In Java:
Time ago I wrote a code that downloads a webpage and then parses it to find a specific value. I used a regexp like this and everything went fine.
Pattern p = Pattern.compile("<tr.*?>.*?<td.*?>FOO:</td>.*?<td.*?>(.*?)</td>.*?</tr>", Pattern.DOTALL);
Matcher m = p.matcher(page);
m.find();
Today the webpage changed, the string FOO is no longer present, and suddenly m.find() does not return anymore, blocking my whole application.
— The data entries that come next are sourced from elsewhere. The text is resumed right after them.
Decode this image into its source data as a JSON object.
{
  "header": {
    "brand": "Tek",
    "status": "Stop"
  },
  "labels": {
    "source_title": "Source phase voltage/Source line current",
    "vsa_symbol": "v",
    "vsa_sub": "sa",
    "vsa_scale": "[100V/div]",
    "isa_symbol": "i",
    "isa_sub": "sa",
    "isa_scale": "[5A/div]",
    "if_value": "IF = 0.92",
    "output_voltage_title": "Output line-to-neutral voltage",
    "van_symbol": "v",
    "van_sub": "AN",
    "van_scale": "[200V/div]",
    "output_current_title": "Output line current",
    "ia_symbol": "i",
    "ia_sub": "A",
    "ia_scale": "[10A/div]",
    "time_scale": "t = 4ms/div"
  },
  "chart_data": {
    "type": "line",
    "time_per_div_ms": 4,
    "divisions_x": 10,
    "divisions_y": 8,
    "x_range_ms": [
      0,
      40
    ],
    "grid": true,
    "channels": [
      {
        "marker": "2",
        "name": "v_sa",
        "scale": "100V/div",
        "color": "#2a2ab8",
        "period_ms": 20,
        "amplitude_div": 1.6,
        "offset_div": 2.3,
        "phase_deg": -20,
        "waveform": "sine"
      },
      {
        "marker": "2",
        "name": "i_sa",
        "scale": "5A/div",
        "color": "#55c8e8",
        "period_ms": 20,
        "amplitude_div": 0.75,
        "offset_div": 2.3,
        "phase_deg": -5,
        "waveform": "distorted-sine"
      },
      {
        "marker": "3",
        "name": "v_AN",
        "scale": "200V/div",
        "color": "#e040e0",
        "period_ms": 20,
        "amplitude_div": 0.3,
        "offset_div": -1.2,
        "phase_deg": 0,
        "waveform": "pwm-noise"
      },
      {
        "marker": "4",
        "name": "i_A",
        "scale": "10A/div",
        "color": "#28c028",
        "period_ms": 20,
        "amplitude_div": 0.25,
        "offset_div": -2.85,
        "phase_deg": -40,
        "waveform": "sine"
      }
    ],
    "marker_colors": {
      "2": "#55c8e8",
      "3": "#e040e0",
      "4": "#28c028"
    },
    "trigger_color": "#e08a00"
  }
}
I then started to investigate and doing some debug, and found that with a normal html page (200kb, 3000 lines), if FOO is present the above regexp works fast, otherwise it takes hours.
Then I said.. Ok, probably the complexity of this expression justifies the long time waiting. But I wanted to verify my assumption, so I prepared some test in other languages and slightly modified the above pattern.
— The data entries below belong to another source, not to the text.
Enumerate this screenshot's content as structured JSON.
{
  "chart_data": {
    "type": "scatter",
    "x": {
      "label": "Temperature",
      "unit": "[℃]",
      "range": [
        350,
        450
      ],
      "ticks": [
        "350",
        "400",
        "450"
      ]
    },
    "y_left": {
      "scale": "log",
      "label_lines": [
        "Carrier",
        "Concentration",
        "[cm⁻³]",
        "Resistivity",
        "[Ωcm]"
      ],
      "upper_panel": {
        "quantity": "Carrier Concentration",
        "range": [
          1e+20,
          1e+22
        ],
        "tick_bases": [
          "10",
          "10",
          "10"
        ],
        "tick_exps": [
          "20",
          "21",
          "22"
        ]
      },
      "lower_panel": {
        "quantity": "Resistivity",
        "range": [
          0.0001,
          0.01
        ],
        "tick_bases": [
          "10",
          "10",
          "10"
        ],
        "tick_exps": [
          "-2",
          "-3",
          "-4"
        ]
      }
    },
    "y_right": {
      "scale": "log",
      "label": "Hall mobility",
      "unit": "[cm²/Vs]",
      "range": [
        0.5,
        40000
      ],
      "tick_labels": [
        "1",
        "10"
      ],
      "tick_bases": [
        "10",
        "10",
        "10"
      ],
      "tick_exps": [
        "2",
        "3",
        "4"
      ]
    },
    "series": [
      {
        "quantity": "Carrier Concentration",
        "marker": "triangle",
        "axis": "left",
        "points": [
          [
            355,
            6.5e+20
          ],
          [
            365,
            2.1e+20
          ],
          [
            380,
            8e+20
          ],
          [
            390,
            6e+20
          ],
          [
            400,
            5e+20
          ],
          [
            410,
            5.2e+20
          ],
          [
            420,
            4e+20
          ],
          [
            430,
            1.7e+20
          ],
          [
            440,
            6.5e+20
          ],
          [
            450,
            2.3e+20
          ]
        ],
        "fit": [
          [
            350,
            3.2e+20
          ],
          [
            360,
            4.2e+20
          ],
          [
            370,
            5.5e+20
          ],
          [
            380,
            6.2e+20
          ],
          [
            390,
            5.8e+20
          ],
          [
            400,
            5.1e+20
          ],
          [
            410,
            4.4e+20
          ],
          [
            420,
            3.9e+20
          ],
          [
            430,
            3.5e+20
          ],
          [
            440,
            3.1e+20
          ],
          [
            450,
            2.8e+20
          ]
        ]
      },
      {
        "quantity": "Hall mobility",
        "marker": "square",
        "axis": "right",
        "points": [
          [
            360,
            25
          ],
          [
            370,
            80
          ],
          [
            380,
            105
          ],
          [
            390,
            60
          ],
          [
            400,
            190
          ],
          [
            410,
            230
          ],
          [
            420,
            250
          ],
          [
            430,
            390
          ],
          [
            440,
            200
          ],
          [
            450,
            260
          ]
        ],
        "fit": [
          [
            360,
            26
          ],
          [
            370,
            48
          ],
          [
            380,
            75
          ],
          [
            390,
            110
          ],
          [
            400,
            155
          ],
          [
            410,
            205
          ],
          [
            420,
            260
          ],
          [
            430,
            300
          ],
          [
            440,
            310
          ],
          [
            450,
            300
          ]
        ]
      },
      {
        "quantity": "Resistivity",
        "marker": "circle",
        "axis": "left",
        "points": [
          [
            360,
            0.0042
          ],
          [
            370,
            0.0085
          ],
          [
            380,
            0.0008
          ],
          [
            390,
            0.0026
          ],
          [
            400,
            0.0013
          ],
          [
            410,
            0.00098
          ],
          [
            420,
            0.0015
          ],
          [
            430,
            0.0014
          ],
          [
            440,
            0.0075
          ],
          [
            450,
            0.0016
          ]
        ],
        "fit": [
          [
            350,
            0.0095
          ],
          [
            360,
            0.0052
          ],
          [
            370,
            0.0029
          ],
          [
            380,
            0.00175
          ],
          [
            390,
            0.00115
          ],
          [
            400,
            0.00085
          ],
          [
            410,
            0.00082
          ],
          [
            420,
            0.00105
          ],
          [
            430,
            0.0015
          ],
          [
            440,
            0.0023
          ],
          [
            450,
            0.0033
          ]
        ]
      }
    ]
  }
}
After I saved the webpage in a file and I modified it and inserted FOO where it was supposed to be. Then I wrote 4 tests:
- to match FOO with DOT_ALL
- to unmatch BAR with DOT_ALL
- to unmatch FOO without DOT_ALL
- to unmatch BAR without DOT_ALL
You can reach the test page here: http://pastebin.com/2S9fEpxD
In perl:
cat page.html | perl -e '$str = do { local $/; <> }; $str =~ /<tr.*?>.*?<td.*?>FOO:<\/td>.*?<td.*?>(.*?)<\/td>.*?<\/tr>/s; print "$1\n";'
cat page.html | perl -e '$str = do { local $/; <> }; $str =~ /<tr.*?>.*?<td.*?>BAR:<\/td>.*?<td.*?>(.*?)<\/td>.*?<\/tr>/s; print "$1\n";'
cat page.html | perl -e '$str = do { local $/; <> }; $str =~ /<tr.*?>.*?<td.*?>FOO:<\/td>.*?<td.*?>(.*?)<\/td>.*?<\/tr>/; print "$1\n";'
cat page.html | perl -e '$str = do { local $/; <> }; $str =~ /<tr.*?>.*?<td.*?>BAR:<\/td>.*?<td.*?>(.*?)<\/td>.*?<\/tr>/; print "$1\n";'
Test 1,2 and 4 instantly return. Test 3 takes 19 seconds to finish.
In PhP:
preg_match( '#<tr.*?>.*?<td.*?>FOO:</td>.*?<td.*?>(.*?)</td>.*?</tr>#s',file_get_contents('page.html'), $vals);
preg_match( '#<tr.*?>.*?<td.*?>BAR:</td>.*?<td.*?>(.*?)</td>.*?</tr>#s',file_get_contents('page.html'), $vals);
preg_match( '#<tr.*?>.*?<td.*?>FOO:</td>.*?<td.*?>(.*?)</td>.*?</tr>#',file_get_contents('page.html'), $vals);
preg_match( '#<tr.*?>.*?<td.*?>BAR:</td>.*?<td.*?>(.*?)</td>.*?</tr>#',file_get_contents('page.html'), $vals);
All 4 tests return instantly.
In Java, again:
Just to complete my test, I also performed test 3 and 4 in Java, and it took hours, just like test 2 (but not 1, that matches, and does it quickly)
This is the code I used (test 3 in this case):
FileReader fr = new FileReader("page.html");
char[] buff = new char[(int)new File("page.html").length()];
fr.read(buff);
fr.close();
String page = new String(buff);
Pattern p = Pattern.compile("<tr.*?>.*?<td.*?>FOO:</td>.*?<td.*?>(.*?)</td>.*?</tr>" /*, Pattern.DOTALL*/);
Matcher m = p.matcher(page);
System.out.println(m.find());
Conclusion
PhP behaves better than Perl, and extremely better than Java. Why? If php is able to tell quickly when this regexp match or not, why shouldn't the same technology be ported in Java? I always though that regular expression world was fully understood by human kind and that there were no other discoveries left to do.